OCT 31 Given the things Bobby Jindal has said and done since he's been governor, it's a pretty safe bet he thinks we're a bunch of dummies. Apparently, he's sure President Obama is one, too. This story on Huff Post quotes Jindal as saying the president - a graduate of Harvard Law - should sue to get his money back. (What should a Brown biology grad who doesn't believe in evolution do?)
OCT 31 Us old folks are used to a two-party system, although most of us aren't sold on its success. But what if that system wasn't in place; what if politics reflected the true level of diversity among voters? That's what an LSU student is dreaming of in this editorial. He sees the two parties' control of our politics as limiting.
OCT 31 And you thought the Senate race was dirty. This post on the Forward Now blog tells the story of a Shreveport mayoral campaign worker who was paid to "infiltrate" and "sabotage" an opponent's campaign. Karma's a beeotch, though, because turns out the guy really liked the "enemy," and now he's supporting her. For real.

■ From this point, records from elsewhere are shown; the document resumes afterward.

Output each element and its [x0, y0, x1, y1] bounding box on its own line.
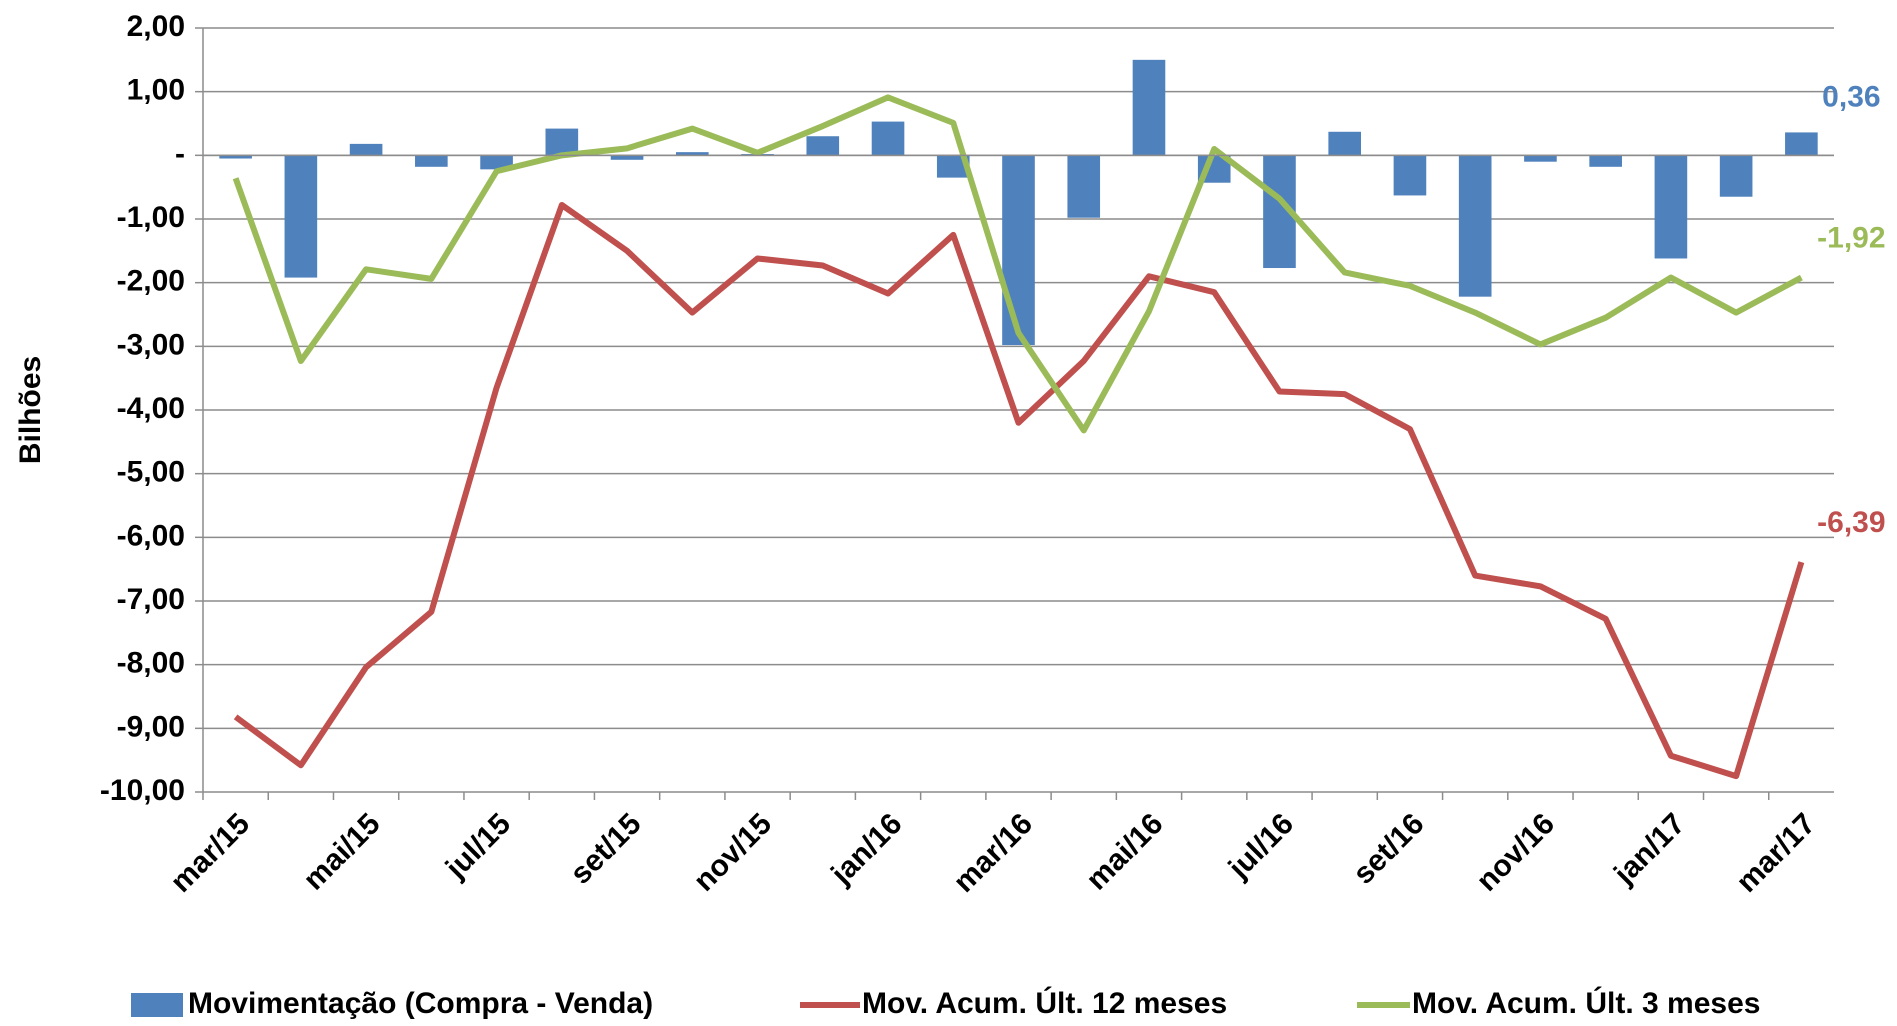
- bar: [545, 128, 579, 156]
- bar: [1719, 155, 1753, 197]
- y-tick-label: -7,00: [117, 583, 185, 616]
- legend-swatch: [131, 993, 183, 1017]
- bar: [349, 143, 383, 156]
- y-tick-label: -1,00: [117, 201, 185, 234]
- bar: [1654, 155, 1688, 259]
- bar: [936, 155, 970, 178]
- data-label: 0,36: [1822, 80, 1880, 113]
- bar: [1132, 59, 1166, 156]
- bar: [1002, 155, 1035, 346]
- y-tick-label: -3,00: [117, 328, 185, 361]
- data-label: -6,39: [1817, 506, 1885, 539]
- x-tick-label: nov/16: [1470, 807, 1561, 898]
- y-tick-label: -9,00: [117, 710, 185, 743]
- bar: [284, 155, 318, 278]
- legend-label: Mov. Acum. Últ. 12 meses: [862, 986, 1227, 1020]
- data-label: -1,92: [1817, 221, 1885, 254]
- bar: [675, 152, 709, 156]
- x-tick-label: mar/15: [164, 807, 256, 899]
- y-tick-label: -5,00: [117, 456, 185, 489]
- bar: [1785, 132, 1818, 156]
- bar: [1393, 155, 1427, 196]
- x-tick-label: mai/15: [297, 807, 386, 896]
- x-tick-label: jan/16: [824, 807, 908, 891]
- x-tick-label: mar/17: [1730, 807, 1822, 899]
- bar: [415, 155, 448, 167]
- bar: [871, 121, 905, 156]
- x-tick-label: set/16: [1347, 807, 1430, 890]
- bar: [219, 155, 252, 159]
- bar: [806, 136, 840, 156]
- y-tick-label: -8,00: [117, 647, 185, 680]
- bar: [1524, 155, 1557, 162]
- x-tick-label: mar/16: [947, 807, 1039, 899]
- y-tick-label: -6,00: [117, 519, 185, 552]
- y-tick-label: 2,00: [127, 10, 185, 43]
- bar: [480, 155, 513, 170]
- x-tick-label: jul/16: [1222, 807, 1300, 885]
- x-tick-label: jan/17: [1607, 807, 1691, 891]
- legend-label: Movimentação (Compra - Venda): [188, 987, 653, 1020]
- bar: [610, 155, 644, 160]
- y-axis-label: Bilhões: [14, 356, 47, 464]
- x-tick-label: set/15: [564, 807, 647, 890]
- y-tick-label: -2,00: [117, 265, 185, 298]
- x-tick-label: nov/15: [688, 807, 779, 898]
- y-tick-label: -10,00: [100, 774, 185, 807]
- y-tick-label: 1,00: [127, 74, 185, 107]
- bar: [1589, 155, 1622, 167]
- line: [233, 201, 1805, 780]
- line: [232, 94, 1803, 434]
- y-tick-label: -4,00: [117, 392, 185, 425]
- y-tick-label: -: [175, 137, 185, 170]
- legend-label: Mov. Acum. Últ. 3 meses: [1412, 986, 1760, 1020]
- bar: [1067, 155, 1101, 218]
- bar: [1458, 155, 1492, 297]
- x-tick-label: jul/15: [439, 807, 517, 885]
- bar: [1328, 131, 1362, 156]
- x-tick-label: mai/16: [1080, 807, 1169, 896]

OCT 30 The National Journal offers this analysis of Bobby Jindal's willingness to stump in any Senate campaign that's not in Louisiana. Why is that? The Journal asks some GOPers and finds that the answer is one we already know: he's so unpopular here, because he's been so busy running for President, that his support might be "toxic."
OCT 30 Blogger Tom Aswell is still all over the OGB mess - and all by himself, apparently. In this post, he's revealing orders from the Jindal administration to destroy records from the state employee health insurance plan. Those orders (he's heard) have angered the Secretary of State and caused an administration lawyer to quit her job. Wow!
OCT 30 A NOLA lady has alleged she was drugged and raped at a Bywater club that had a clothing-optional policy until recently, and she's now become the victim of a smear campaign, columnist Jarvis DeBerry writes in this post. She chose to reveal her story and her name, and she's being punished for that now, he says.